Declining global cotton production will knock stocks

By Beth Wright

Global cotton production is expected to fall at a greater rate than first thought in the 2018/19 season, drawing down world stocks and triggering the fourth straight year of decline. 

According to forecasts from the International Cotton Advisory Council (ICAC), global production is likely to fall by 3% to 25.9m tonnes, lower than the 2% drop to 26.1m tonnes forecast provided in January. Consumption is expected to remain steady at 26.8m tonnes, while world stocks are projected to drop to 17.6m tonnes, reflecting a decrease of 5% from the prior year and registering the fourth consecutive year of decline.

In the opinion of the inter-governmental body, cotton prices have come under pressure – but this is largely due to the effects of uncertainty related to the global economic environment, as opposed to the impact of trade barriers.

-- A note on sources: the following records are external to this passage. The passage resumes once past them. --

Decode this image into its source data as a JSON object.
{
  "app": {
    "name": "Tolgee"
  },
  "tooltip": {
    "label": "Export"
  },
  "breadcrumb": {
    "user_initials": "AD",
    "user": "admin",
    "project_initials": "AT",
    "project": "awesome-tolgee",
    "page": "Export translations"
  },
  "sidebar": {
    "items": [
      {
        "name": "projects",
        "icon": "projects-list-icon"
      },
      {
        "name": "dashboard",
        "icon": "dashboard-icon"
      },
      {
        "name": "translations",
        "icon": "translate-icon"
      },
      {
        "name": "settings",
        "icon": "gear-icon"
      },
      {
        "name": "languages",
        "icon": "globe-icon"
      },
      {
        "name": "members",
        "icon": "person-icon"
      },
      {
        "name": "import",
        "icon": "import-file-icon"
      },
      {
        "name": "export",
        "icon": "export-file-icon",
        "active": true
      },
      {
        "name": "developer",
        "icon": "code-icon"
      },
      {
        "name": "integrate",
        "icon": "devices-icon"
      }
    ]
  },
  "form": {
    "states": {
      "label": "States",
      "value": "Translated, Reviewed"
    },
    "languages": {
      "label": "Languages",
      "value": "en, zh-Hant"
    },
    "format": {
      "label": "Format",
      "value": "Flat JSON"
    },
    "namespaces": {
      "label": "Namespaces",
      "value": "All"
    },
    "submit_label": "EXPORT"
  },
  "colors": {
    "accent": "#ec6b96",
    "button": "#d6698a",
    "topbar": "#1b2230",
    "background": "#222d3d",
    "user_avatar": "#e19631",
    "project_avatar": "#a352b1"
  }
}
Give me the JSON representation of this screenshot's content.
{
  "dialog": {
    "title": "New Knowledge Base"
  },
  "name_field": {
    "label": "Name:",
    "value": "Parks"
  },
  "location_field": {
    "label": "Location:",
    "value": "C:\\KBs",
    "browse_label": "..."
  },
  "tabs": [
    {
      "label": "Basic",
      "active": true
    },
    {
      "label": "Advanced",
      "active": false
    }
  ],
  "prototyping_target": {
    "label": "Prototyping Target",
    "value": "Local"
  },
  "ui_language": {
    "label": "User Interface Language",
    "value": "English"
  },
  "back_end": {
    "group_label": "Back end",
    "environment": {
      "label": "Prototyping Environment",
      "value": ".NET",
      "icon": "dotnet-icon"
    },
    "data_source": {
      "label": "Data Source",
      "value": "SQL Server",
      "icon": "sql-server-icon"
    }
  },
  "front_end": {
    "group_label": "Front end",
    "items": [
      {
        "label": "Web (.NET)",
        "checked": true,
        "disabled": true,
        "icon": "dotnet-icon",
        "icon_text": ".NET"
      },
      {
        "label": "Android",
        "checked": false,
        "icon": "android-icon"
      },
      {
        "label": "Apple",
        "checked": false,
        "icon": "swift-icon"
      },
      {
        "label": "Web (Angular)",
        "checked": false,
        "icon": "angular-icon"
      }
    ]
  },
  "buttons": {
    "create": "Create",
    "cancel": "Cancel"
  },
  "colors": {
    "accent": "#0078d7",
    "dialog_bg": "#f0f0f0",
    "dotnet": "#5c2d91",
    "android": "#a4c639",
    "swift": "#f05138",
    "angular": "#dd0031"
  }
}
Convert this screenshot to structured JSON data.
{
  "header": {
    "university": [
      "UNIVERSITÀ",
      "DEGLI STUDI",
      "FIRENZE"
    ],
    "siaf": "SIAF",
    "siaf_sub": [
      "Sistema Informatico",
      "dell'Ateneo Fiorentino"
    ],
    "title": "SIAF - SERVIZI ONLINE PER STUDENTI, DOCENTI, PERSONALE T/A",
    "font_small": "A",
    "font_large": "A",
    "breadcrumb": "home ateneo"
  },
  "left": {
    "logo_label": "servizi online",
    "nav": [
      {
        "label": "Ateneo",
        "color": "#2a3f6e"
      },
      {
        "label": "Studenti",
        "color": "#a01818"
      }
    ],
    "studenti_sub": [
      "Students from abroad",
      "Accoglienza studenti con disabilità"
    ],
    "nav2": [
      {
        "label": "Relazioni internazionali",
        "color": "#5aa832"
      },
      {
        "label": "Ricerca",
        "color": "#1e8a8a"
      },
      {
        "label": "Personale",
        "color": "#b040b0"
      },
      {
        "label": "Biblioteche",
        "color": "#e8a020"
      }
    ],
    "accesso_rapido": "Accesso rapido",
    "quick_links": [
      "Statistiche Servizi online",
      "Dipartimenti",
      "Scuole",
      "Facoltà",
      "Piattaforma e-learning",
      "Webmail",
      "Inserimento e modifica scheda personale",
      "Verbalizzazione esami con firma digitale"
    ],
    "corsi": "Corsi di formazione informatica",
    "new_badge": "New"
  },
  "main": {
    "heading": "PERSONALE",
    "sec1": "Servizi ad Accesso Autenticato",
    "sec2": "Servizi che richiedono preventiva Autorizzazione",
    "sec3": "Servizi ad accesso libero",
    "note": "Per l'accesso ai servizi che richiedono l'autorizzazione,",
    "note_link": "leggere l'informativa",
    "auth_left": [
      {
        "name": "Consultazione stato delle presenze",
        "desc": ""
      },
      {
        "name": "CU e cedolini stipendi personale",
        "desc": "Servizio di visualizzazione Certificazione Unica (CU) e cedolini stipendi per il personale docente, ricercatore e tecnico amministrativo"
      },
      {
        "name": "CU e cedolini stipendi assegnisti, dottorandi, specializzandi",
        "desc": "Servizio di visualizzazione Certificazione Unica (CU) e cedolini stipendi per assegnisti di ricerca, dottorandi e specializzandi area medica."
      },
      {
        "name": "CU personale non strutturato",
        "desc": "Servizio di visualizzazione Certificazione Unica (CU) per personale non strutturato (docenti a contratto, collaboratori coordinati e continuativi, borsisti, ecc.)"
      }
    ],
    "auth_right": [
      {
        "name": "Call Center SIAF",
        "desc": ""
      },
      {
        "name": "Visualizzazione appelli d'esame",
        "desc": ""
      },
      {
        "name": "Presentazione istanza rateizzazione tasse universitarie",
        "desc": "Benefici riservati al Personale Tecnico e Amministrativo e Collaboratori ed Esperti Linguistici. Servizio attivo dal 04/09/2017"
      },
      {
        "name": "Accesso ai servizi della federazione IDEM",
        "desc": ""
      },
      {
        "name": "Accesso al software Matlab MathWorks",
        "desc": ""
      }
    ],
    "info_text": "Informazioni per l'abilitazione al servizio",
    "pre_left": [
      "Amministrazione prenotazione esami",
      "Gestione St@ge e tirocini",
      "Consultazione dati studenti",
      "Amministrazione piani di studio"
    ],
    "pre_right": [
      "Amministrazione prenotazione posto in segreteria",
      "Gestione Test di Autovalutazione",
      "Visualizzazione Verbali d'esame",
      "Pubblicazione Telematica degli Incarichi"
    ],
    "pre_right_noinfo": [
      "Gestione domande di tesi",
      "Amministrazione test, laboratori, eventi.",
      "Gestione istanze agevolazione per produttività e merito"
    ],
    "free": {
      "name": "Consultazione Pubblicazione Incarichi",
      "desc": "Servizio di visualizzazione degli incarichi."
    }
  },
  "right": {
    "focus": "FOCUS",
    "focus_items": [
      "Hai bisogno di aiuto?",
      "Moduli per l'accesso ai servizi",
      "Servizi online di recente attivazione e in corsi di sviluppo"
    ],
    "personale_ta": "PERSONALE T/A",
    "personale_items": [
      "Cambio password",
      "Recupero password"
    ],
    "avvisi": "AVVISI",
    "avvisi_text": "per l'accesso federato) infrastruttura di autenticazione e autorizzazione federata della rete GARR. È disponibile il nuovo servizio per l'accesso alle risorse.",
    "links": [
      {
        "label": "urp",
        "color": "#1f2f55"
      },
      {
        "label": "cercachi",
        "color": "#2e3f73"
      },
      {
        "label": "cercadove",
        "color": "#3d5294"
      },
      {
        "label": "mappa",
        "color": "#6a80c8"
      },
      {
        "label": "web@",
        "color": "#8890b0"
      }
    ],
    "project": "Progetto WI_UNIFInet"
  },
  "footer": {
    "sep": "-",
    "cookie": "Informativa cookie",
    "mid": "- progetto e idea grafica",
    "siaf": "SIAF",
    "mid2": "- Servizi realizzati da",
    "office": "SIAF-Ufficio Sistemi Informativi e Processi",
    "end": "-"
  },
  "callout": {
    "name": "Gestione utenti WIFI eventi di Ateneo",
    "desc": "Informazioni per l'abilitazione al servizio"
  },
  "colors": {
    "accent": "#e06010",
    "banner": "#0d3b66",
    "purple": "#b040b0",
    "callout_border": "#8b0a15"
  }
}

That said, price fundamentals still look solid, as reflected in the price forecast for 2018/19 at an average of 87 cents per pound as measured by the Cotlook A index. This compares with 88 cents/lb in 2017/18 and 83 cents/lb in 2016/17.

Meanwhile, production in China is expected to increase 1% to 5.94m tonnes. When combined with a 7% decline in India’s production due to insufficient rainfall, China will regain the ‘top producer’ title it lost to India in the 2015/16 season.